Digital Platforms Convergence: Neobanks and Investment Platforms Merge Services

As digital platforms converge, neobanks are expanding into investment features while investment platforms are adding banking services like checking and savings accounts. This trend is largely driven by younger generations. Millennials and Gen Z, comfortable with digital banking and investing apps, represent a key demographic pushing this transformation. Established and emerging platforms are strategically expanding their service offerings to capture market share and build comprehensive ecosystems.

The move by neobanks to branch into investing and credit card rewards, and investment platforms to introduce banking options, underscores the appeal of apps as a seamless digital gateway for financial activities. According to PYMNTS Intelligence, 60% of millennials, 57% of Generation Z, and 52% of Generation X primarily use mobile banking apps. Additionally, 94% reported improved access to financial services through technology, and 79% highlighted enhancements in banking access.

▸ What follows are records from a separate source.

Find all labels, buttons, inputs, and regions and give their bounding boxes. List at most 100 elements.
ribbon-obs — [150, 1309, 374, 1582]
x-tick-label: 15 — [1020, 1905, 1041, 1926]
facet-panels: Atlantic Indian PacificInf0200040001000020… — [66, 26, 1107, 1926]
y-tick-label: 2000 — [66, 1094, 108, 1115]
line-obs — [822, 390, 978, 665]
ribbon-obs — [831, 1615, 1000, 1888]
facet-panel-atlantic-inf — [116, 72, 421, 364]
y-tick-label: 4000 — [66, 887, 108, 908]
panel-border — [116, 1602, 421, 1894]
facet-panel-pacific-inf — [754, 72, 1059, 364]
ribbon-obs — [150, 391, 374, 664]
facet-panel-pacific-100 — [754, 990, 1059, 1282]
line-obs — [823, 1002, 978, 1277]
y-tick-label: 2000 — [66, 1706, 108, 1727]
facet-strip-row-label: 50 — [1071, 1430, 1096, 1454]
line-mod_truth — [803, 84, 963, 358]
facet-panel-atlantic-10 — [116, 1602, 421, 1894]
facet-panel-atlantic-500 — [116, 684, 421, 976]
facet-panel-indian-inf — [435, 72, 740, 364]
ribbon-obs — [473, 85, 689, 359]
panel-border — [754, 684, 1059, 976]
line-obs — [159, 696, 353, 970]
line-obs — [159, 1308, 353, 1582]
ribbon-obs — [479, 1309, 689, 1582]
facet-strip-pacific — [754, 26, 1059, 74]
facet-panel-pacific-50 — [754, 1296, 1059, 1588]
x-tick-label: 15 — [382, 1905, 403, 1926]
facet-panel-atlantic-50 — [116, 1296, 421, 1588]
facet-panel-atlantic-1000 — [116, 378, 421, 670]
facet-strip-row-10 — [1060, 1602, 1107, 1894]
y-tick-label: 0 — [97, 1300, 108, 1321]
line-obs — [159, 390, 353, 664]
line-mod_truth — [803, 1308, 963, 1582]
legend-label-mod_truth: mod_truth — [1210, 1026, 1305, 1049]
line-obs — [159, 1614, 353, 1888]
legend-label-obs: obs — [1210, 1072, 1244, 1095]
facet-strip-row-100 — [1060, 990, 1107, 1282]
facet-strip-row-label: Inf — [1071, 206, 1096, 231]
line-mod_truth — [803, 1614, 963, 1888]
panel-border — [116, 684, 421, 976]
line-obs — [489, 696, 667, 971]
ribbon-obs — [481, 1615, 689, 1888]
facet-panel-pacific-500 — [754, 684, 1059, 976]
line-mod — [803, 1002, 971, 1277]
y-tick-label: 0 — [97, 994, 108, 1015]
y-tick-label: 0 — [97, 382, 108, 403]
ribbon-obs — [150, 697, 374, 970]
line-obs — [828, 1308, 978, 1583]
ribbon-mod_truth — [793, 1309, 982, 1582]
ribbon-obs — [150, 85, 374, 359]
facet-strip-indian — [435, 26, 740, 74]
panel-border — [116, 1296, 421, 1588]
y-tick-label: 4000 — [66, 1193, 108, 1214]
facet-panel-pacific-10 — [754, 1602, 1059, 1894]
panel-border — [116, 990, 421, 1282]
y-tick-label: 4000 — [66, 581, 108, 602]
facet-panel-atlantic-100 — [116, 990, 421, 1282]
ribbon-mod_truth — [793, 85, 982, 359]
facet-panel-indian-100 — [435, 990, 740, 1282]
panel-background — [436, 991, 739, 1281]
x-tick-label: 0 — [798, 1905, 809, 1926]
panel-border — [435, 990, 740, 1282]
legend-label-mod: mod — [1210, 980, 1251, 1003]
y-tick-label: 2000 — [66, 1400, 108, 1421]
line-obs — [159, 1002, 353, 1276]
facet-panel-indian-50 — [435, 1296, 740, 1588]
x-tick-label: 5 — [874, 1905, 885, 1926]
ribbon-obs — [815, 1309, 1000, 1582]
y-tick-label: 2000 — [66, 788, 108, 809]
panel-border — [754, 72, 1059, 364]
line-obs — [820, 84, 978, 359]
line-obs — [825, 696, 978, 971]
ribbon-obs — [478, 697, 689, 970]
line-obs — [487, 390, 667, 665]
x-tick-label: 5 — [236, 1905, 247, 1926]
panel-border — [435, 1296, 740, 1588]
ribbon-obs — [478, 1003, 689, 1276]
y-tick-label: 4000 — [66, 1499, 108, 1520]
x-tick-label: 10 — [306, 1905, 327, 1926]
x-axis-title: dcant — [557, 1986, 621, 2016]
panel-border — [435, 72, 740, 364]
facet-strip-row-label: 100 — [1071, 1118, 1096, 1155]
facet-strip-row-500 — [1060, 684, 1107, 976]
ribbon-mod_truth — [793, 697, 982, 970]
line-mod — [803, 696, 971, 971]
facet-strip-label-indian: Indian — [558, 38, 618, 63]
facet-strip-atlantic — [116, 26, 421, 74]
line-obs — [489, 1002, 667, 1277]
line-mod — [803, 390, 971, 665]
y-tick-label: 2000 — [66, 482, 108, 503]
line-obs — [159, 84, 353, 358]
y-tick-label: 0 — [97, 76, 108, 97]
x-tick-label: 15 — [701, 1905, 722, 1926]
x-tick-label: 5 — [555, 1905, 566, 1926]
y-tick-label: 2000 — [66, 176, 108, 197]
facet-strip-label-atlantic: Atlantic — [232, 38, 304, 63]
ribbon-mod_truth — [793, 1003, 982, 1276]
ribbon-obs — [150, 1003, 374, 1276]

Checking and Savings: Funding Investment Accounts

Neobanks have been leveraging the shift towards offering equities trading and other investment features, capitalizing on fund flows into their primary day-to-day accounts as an on-ramp for trading. In the U.S., a snapshot of this trend is evident as surveyed by Charles Schwab. The survey revealed that three in five Americans are actively investing, with Gen Z showing early financial literacy; more than a quarter learned about investing in school. The average age for starting investments is 30, but Gen Z starts at 19, and millennials at 25.

Revolut, a digital banking platform, exemplifies this merger of banking and investment services. Recently, Revolut announced plans to add U.K. stocks to its trading platform, after securing a U.K. trading license and gaining over 800,000 U.K. trading customers. Already offering U.S. and European equities, Revolut is also reportedly developing a rewards-based credit card that will utilize its RevPoints system linked to debit card activity, expected to roll out in the U.K.

Online Investing Opens Doors to Checking and Savings

Similarly, investment platforms are expanding: Robinhood launched a wealth management service targeted at less wealthy clients, and in a separate announcement, introduced Robinhood Banking, which includes checking and savings accounts, as well as a 4% annual percentage yield on savings accounts. This comes a year after Robinhood introduced its own credit card via Coastal Bank. Robinhood’s credit card business earned $24 million in revenue, with credit card loans reaching $391 million according to their latest 10-K filing.

Both platforms boast extensive user bases. Robinhood has over 25 million funded customers, while Revolut recently surpassed 50 million customers globally.

Traditional banks are not left behind in this race to capture younger customers. According to Todd Clark from InvestiFi, banks using white-label solutions to facilitate customers’ self-directed investment services can strengthen their ecosystems, ensuring a continuous flow of funds between traditional banking and investment activities.